She asks if it's all right if she brings another person into the interview. I tell her that's fine. Her friendly demeanor and easy manner has really put me at ease. I'm sure she's going to fetch the Human Resource person who will bring me in my employment papers to fill out.

As I wait, I wonder if I'll get an office or a cubicle. It doesn't matter to me. If I get a cubicle, I just can't bring as many family pictures with me. No problem. I wonder if they'll want me to start the next day and I try to remember what my husband's work schedule is for the rest of the week.

The manager returns to her office with not one, but two, women. She introduces all of us. I don't remember what departments they were from but it wasn't Human Resources.

One woman is, as in the previous interview, an older, stern looking woman. The other is closer to my age. She smiles but it's not a warm smile. They both appear very serious and just professionally polite. Neither one are bubbly and friendly like the manager. They each pull up a chair and the kind, warm, friendly manager recaps my skills and experience to them. The other two nod and dryly ask me a couple questions to clarify my skills. I'm getting a little nervous now, just because their demeanors are slightly intimidating.

Then, those “Get Inside Your Head” questions start:

Knowing that I had owned a company and had employees of my own, the older, stern looking woman asked,

“How do you feel about not being the boss anymore?”

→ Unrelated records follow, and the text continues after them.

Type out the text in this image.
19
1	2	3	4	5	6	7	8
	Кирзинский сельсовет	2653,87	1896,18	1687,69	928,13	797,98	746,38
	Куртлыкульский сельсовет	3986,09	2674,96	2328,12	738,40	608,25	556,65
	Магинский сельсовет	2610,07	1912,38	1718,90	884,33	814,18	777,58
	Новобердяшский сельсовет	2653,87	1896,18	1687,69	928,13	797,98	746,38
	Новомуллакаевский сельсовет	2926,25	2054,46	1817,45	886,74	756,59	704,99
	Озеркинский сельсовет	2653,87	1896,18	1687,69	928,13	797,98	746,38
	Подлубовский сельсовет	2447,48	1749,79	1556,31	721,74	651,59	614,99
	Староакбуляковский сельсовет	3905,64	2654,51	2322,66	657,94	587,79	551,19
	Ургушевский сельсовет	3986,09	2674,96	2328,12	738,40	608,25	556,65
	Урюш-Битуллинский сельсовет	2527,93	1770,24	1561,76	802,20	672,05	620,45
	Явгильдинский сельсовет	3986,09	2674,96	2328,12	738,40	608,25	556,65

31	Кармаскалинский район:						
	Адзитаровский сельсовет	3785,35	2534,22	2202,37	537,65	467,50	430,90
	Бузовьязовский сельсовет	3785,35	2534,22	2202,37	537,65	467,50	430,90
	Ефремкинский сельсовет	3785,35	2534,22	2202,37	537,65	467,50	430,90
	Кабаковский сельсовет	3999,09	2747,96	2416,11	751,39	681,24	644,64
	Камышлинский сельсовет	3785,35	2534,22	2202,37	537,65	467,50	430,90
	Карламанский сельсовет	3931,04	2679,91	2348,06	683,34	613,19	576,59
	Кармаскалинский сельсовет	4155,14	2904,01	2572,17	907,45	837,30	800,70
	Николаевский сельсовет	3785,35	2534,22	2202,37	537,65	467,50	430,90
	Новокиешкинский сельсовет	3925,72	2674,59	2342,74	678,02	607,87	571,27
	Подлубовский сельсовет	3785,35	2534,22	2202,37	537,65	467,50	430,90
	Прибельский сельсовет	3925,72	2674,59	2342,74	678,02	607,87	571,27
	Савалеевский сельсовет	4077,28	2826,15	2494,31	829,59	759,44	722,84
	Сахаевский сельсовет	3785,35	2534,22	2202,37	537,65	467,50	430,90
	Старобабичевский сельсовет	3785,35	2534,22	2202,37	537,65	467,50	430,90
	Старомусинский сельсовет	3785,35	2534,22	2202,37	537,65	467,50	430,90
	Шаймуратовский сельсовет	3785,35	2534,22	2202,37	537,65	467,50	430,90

“Great! I love not being the boss anymore!” was my immediate response.

Thinking back, I may have said that with a little too much enthusiasm. It was my gut response though. After running a business for 11 years, just being an employee was what I was looking for. Not having the stress of supervising everyone and having to deal with the day-to-day employee drama and decisions would be great. Letting someone else worry about paying the bills and if there's money in the bank would be great. I knew that with a larger company like this one, though, you basically just ran the checks. The higher-ups worry about when and where the money is coming from.

Possibly, though, this position did require some “boss” type supervision of co-workers. This position also could require filling in for the manager and helping her with those types of tasks. The ad didn't really state that but it's possible. This may have been the first of many mistakes I made at this one. Read on.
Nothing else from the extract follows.